Thursday morning's headlines
Mostly cloudy, with a high near 65. Forecast here.
Making headlines around the Northwest:
- UW graduation is Saturday and traffic will be tough
- Tacoma celebrates 100 years of roses
- Offbeat news: Geese on the interstate, dead weasel attack
- Gregoire ramps up efforts to keep Boeing line
UW graduates will be happy, drivers should avoid the area
Some 40,000 people are expected Husky Stadium Saturday for the annual day of graduation at the University of Washington. Seattle Department of Transportation is expecting heavy pedestrian and vehicle traffic surrounding the stadium between noon and 6 p.m. as well as congestion on I-5 and SR-520.
The U District Daily reports that at approximately 3:30 p.m., Seattle Police will set up traffic controls closing Montlake Boulevard between NE Pacific and NE 45th streets to through traffic to help move cars parked in the stadium lots out of the area after the ceremonies.
Traffic approaching the closure will be detoured around the area. This restriction, which is similar to traffic routing for Husky football games, will be in effect until approximately 5:30 p.m. Southbound traffic headed for the UW Hospital should take 15th Avenue NE to NE Pacific Street. Those traveling northbound to the hospital may travel across the Montlake Bridge and will turn left on NE Pacific Street.
SDOT has all the information for this event and others here.
Tacoma's love affair with the rose is 100 years strong
The News Tribune reports that in the early 1900s school kids started singing "Tacoma, the Rose of the West" to the throngs of visitors who flocked to the rose garden at Point Defiance Park and they've done it every year since.
Those who love the rose the most will celebrate the centennial of the Tacoma Rose Society this month. The group will hold a two-day celebration June 25 and 26, featuring its annual rose show, a salute to the organization's history and guided tours of the Gertrude E.V. Baker Memorial Rose Garden at MultiCare Medical Center in Tacoma.
Offbeat news: Interstate goslings, weasel attack
Seattle-bound commuters got some unexpected company when a Canada goose and her goslings decided to walk across a section of highway that links the city to its suburbs. State troopers in three cruisers escorted the flock to an off-ramp after motorists became concerned about the geese's safety during the Wednesday morning rush hour. The BBC got a kick out of the "chaos" and posted the below video which quickly rose to the top of their most watched list.

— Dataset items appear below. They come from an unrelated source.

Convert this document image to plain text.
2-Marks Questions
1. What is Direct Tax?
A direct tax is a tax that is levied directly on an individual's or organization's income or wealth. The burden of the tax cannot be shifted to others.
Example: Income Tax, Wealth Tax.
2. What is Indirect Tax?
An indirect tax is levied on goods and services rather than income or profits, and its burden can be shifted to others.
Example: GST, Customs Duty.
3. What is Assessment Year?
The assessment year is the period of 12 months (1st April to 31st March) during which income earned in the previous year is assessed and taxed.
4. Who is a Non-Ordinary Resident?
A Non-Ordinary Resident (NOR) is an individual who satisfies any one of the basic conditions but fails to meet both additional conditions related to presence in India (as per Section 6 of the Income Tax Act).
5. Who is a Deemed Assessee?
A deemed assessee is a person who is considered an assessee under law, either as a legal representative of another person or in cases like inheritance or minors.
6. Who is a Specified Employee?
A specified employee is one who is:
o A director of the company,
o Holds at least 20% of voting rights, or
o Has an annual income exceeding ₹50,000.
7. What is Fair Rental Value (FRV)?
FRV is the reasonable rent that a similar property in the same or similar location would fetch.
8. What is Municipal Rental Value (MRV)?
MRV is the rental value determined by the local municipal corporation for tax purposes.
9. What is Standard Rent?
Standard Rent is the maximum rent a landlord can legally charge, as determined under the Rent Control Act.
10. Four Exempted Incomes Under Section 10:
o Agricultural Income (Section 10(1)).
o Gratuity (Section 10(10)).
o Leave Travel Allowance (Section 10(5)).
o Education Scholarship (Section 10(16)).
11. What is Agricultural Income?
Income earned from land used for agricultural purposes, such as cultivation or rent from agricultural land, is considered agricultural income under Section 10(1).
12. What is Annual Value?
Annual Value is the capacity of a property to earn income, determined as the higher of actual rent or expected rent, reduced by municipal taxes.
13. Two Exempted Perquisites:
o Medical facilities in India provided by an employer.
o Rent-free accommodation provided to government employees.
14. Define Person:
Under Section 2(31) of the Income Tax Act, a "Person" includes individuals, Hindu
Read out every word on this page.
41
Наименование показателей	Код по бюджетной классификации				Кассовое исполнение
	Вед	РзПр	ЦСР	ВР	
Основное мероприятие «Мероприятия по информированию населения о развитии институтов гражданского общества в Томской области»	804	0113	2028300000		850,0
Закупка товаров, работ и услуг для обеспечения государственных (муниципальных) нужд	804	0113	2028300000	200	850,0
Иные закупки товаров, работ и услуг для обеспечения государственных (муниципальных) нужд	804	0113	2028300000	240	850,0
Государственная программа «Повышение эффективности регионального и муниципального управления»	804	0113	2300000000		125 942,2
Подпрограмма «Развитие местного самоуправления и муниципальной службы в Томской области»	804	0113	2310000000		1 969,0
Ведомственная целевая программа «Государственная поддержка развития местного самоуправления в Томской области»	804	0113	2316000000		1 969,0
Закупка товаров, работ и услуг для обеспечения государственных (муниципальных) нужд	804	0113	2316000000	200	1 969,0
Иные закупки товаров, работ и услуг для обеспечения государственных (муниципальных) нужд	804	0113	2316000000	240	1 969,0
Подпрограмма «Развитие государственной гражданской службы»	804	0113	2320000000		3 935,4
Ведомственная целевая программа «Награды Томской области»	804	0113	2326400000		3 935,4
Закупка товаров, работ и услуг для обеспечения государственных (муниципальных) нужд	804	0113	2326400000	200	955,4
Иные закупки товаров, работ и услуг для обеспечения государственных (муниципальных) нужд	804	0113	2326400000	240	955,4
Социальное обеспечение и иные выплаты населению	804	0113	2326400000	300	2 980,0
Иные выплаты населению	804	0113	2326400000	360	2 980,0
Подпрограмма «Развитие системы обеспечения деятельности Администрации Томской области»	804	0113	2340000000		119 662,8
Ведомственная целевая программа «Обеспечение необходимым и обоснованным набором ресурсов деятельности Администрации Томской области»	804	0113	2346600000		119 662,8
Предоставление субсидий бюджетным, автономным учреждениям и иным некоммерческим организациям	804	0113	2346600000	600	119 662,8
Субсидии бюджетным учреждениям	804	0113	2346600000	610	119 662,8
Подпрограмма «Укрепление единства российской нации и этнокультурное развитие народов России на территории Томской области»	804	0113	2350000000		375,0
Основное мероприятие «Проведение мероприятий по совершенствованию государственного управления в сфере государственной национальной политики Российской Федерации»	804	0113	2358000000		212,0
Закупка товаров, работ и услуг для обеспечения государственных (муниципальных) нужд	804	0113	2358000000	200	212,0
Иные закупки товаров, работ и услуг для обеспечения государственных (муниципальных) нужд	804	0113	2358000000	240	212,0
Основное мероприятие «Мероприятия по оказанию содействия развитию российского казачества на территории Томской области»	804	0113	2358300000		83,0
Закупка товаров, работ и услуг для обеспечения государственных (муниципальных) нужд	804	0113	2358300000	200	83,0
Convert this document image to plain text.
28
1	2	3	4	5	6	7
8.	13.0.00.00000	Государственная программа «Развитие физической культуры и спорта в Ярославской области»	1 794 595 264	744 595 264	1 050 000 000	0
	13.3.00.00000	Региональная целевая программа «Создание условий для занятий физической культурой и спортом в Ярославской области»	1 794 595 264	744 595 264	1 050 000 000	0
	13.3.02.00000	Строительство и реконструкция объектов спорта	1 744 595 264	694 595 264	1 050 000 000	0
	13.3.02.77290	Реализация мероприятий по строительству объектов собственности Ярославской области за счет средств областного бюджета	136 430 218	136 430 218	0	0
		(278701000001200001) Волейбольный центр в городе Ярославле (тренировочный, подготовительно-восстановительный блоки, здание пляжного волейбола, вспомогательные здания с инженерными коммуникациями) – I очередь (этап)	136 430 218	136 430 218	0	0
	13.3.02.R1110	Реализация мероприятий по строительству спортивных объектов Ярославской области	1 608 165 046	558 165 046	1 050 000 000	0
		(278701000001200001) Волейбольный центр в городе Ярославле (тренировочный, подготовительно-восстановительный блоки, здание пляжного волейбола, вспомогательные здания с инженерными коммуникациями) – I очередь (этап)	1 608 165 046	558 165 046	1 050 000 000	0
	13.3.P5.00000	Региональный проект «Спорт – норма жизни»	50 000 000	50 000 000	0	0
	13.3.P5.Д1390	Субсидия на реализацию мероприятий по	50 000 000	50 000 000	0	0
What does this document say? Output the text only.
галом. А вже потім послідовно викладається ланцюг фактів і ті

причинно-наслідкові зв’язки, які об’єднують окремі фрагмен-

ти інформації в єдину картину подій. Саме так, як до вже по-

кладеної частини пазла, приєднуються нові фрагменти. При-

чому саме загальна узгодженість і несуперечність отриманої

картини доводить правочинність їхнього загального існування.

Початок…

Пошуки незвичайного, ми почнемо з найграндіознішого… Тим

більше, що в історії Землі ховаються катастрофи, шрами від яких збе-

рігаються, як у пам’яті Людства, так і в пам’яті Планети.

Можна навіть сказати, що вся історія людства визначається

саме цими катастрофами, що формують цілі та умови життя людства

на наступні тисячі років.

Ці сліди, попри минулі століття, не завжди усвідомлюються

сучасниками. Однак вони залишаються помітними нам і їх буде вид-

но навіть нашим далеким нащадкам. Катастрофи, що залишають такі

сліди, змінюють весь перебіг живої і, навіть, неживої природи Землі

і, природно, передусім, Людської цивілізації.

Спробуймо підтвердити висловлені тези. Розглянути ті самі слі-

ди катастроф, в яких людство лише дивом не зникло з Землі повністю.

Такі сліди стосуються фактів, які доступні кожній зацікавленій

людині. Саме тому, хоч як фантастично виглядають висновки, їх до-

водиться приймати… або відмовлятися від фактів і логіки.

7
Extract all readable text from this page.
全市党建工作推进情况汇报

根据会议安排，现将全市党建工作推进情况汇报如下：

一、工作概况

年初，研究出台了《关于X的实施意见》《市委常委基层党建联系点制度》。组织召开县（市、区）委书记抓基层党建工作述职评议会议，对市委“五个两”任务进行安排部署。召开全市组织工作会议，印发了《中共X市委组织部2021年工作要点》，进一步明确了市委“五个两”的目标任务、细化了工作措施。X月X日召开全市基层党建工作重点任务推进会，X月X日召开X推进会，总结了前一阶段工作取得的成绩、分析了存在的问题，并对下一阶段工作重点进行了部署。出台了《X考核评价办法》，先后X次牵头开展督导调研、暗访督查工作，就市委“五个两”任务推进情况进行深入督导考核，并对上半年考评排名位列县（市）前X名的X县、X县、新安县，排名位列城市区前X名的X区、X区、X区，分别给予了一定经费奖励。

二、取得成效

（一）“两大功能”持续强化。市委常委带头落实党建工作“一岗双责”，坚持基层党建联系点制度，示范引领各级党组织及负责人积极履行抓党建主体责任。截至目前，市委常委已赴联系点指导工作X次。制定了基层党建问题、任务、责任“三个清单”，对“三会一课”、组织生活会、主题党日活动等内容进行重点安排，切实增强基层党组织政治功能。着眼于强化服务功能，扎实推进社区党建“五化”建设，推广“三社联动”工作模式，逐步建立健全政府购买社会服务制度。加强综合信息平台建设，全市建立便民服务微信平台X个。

Police say a man was carrying a dead weasel when he burst into an apartment and assaulted a man in Washington state. The victim asked, “Why are you carrying a weasel?” Police said the attacker answered, "It's not a weasel, it's a marten," then punched him in the nose and fled. The attacker was apparently looking for his girlfriend and had gone to her former boyfriend's apartment Monday where the victim was a guest. He left the weasel behind.
After the latest attack by a pack of wild dogs killed a 350-pound llama at Deer Park, the Stevens County sheriff's office is warning residents in the southern part of the county to protect their animals and families. Deputy Keith Cochran told a local television station they are concerned because the dogs are cruel and bloodthirsty and killing for fun. Since the end of March, there have been at least 15 attacks that have killed more than 100 animals.
Gregoire creates team to keep Boeing 737 line
Gov. Chris Gregoire has announced the creation of a team that will begin working to keep Boeing's 737 manufacturing line in the state. Gregoire says the aerospace giant is due to announce later this year whether to put a new engine on the 737, or make an all-new plane that would be sold around the end of this decade.
The Democratic governor says that she wants the state to be ready to make the bid necessary to keep the 737 here and is dubbing the efforts "Project Pegasus."
Greogire says that the state has already taken steps to address Boeing's concerns, including making changes to the state's workers compensation system, a priority for the Chicago-based company during this past legislative session.